I enjoyed this article about the development of a new algorithm to read knee X-rays. Typically, such algorithms are developed by comparing their performance against doctors’ diagnoses. However, these researchers decided to evaluate the algorithm’s ability to predict patients’ self-reported pain. This was important because the standard diagnostic criteria for osteoarthritis performs much better at diagnosing White than Black patients’ pain.
Fascinating. Thinking about self-reported pain in an African context, @helenelizabeth and I both very much appreciate the book Improvising Medicine. It’s an ethnographic text, so won’t directly/obviously translate into ideas for health system and software design, but Chapter 5 (on pain and laughter) puts some of these considerations in a rich cultural context.
I agree, @isaacholeman. I think that notions of pain and even how pain is quantified and expressed are so steeped in cultural contexts that a number of questions are raised when thinking about self-reporting pain. I also think notions of disability and debility are really tied to different ways of knowing, so thinking about how Western biomedical ideas and categories interplay with culturally specific understandings of illness and abilities is a nuance worth exploring further.
A critical question in our work is how best to capture experiences and meanings of pain or disability in ways that translate across different ways of being in the world – speaking to both Western biomedical forms of quantification and intervention, as well as different local contexts of care, community, and embodied experience.

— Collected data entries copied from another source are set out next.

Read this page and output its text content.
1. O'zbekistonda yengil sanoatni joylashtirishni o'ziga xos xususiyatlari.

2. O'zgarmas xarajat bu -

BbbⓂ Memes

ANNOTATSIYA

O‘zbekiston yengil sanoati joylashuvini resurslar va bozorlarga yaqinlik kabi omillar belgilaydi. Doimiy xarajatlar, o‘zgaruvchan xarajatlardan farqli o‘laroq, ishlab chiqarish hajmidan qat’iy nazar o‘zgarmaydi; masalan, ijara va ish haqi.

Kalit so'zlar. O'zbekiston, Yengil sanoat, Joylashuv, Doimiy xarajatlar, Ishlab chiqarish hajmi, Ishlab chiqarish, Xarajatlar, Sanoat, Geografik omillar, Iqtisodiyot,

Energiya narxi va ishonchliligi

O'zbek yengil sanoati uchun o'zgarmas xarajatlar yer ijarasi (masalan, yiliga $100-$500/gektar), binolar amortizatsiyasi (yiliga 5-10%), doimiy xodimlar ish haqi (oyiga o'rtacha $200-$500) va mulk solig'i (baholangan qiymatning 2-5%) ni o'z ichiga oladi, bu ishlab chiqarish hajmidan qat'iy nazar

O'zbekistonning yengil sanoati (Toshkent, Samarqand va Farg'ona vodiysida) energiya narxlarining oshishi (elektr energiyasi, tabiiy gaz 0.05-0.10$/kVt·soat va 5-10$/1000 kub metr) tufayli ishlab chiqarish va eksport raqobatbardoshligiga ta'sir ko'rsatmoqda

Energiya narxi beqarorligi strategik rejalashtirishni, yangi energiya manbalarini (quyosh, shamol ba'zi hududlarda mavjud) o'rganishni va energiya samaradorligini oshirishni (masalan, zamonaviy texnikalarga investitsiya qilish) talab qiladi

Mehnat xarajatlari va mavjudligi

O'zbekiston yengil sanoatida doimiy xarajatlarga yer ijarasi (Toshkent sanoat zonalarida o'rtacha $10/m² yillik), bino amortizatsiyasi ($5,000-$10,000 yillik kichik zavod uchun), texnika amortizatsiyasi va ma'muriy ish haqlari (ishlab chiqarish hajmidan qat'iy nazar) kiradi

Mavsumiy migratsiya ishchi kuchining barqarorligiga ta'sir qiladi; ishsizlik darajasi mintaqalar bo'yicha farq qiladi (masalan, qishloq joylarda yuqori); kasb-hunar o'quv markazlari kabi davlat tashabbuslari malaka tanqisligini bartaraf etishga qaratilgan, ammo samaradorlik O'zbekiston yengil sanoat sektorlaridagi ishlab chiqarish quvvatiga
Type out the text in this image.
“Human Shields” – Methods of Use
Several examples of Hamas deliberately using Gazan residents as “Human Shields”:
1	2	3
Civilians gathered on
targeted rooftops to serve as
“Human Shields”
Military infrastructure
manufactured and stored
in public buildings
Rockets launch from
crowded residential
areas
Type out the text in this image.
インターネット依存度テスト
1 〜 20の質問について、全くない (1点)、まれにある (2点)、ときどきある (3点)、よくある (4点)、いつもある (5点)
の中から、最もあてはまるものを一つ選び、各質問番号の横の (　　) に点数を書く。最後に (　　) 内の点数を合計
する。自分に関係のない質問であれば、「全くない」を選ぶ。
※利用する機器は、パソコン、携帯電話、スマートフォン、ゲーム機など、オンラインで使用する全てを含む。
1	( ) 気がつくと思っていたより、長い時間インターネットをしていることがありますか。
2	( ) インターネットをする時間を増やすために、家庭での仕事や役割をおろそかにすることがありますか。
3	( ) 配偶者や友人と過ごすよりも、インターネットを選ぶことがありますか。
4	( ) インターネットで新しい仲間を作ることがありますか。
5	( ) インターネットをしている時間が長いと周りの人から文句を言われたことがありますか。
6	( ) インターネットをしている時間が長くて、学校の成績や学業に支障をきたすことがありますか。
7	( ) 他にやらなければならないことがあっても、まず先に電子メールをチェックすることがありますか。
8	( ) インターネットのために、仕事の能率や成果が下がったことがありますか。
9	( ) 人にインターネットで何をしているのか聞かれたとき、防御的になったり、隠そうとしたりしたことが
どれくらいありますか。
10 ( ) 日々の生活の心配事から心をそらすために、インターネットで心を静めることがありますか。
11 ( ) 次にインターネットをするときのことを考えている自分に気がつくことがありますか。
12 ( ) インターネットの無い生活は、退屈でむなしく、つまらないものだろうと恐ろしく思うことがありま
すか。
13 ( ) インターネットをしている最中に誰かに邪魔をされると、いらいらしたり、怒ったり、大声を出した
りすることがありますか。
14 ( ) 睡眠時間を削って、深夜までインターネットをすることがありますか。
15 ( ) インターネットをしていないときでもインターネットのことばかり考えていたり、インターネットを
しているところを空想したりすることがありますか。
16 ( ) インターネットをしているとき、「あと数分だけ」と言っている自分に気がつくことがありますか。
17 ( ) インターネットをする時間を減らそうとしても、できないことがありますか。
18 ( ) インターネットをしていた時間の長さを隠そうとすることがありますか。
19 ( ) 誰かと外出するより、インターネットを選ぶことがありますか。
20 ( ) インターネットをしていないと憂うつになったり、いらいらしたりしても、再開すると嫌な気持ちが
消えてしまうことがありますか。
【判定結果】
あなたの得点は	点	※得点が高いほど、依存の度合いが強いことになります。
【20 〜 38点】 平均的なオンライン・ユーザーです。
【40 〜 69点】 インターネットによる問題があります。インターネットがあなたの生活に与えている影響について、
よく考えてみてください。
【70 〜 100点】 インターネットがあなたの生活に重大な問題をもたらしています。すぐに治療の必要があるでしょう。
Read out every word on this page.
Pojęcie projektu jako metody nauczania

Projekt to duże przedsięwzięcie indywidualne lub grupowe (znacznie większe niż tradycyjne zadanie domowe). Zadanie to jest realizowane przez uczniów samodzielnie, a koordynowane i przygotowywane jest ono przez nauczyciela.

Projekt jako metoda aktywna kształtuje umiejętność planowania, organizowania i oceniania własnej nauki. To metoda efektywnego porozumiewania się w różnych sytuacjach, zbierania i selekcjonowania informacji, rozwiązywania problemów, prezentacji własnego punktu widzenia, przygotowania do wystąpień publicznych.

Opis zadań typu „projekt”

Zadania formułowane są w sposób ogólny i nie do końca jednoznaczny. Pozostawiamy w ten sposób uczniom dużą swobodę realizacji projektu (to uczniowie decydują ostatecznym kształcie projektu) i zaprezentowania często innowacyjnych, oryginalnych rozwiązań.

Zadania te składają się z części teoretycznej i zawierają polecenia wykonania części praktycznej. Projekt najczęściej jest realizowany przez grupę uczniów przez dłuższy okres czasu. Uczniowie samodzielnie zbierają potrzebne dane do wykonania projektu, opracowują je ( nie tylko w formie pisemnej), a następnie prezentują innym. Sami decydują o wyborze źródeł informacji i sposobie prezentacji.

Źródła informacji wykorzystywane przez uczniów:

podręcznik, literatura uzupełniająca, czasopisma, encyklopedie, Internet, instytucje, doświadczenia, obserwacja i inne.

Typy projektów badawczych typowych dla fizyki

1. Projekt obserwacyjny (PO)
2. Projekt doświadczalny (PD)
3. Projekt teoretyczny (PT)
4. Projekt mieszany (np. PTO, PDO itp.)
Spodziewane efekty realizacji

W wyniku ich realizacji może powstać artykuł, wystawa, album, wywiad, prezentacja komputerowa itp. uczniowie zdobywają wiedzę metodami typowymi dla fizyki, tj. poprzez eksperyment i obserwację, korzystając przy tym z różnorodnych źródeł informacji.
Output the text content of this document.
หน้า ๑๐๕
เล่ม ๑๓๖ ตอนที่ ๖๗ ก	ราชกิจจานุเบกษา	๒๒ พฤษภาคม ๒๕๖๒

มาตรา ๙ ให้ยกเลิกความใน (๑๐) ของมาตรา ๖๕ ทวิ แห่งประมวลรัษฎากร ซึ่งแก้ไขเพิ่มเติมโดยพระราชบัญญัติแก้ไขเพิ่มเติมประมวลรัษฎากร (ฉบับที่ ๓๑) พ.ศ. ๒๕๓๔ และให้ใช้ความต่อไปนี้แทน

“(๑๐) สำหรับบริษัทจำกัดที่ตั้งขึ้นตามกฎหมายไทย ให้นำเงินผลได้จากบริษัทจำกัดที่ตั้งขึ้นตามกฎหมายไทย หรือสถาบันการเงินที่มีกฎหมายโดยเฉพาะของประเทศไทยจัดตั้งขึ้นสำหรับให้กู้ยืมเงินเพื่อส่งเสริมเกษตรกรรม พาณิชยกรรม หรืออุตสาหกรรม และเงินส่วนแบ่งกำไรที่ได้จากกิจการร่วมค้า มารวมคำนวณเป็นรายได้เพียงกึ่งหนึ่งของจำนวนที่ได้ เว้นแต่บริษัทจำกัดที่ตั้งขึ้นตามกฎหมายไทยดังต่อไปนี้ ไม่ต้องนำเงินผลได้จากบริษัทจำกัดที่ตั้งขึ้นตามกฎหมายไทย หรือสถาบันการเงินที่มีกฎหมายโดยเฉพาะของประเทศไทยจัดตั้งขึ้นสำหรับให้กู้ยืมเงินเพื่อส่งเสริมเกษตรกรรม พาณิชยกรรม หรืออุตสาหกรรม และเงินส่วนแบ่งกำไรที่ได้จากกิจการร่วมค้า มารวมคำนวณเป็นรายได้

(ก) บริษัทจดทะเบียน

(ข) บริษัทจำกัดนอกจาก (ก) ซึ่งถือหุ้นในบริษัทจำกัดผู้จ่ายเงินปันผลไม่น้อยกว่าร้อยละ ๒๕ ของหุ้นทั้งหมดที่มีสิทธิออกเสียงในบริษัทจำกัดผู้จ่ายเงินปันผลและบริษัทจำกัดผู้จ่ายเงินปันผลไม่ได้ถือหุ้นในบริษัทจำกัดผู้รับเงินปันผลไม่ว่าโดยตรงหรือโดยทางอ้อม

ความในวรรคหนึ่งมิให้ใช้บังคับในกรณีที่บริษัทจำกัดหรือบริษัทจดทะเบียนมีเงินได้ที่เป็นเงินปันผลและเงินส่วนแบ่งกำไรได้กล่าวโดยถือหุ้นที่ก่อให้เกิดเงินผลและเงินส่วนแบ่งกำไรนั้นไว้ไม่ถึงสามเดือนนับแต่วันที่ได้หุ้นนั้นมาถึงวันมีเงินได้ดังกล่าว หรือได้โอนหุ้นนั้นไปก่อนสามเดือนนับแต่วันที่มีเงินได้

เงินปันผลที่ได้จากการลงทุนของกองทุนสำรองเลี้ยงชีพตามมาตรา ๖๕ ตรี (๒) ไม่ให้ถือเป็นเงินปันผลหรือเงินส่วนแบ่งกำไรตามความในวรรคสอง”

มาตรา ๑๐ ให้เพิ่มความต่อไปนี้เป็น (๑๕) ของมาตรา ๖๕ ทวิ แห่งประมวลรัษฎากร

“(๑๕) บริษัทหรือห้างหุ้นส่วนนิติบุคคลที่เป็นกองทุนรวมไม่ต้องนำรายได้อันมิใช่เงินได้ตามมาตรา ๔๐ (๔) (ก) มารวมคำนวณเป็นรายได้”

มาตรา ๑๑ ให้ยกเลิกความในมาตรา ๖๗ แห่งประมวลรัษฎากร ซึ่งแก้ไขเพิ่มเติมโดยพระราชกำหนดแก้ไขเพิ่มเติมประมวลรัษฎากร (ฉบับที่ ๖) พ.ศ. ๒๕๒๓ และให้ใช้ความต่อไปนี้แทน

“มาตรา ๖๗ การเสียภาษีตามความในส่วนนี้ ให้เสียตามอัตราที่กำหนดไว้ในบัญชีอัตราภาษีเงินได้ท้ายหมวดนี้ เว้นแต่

A slight tangent but a related one below:
It’s funny, I often think about how ‘disability weights’ in the Global Burden of Disease study, which are used to calculate metrics that capture nonfatal health loss (ie. YLDs, DALYs) are created. They use surveys administered in an online format across a subset of countries and are based not on the feedback of people experiencing a given condition or cause of disability but, rather, the perceived health loss from the subset of respondents within the survey group. This, to me, is such a problematic way of thinking about and quantifying disability that both discounts lived experience AND cultural context for the opinions of a subset of people with access to computers and invitations to participate in the survey.
What might disability weighting look like if CHWs asked members of their community about how a given condition, or set of co-morbid conditions, impacted their daily life? What duration? What longterm effects? I think similar questions could be asked of pain and the communal experience of pain.
I don’t have any answers but I think these are important questions for us to grapple with together.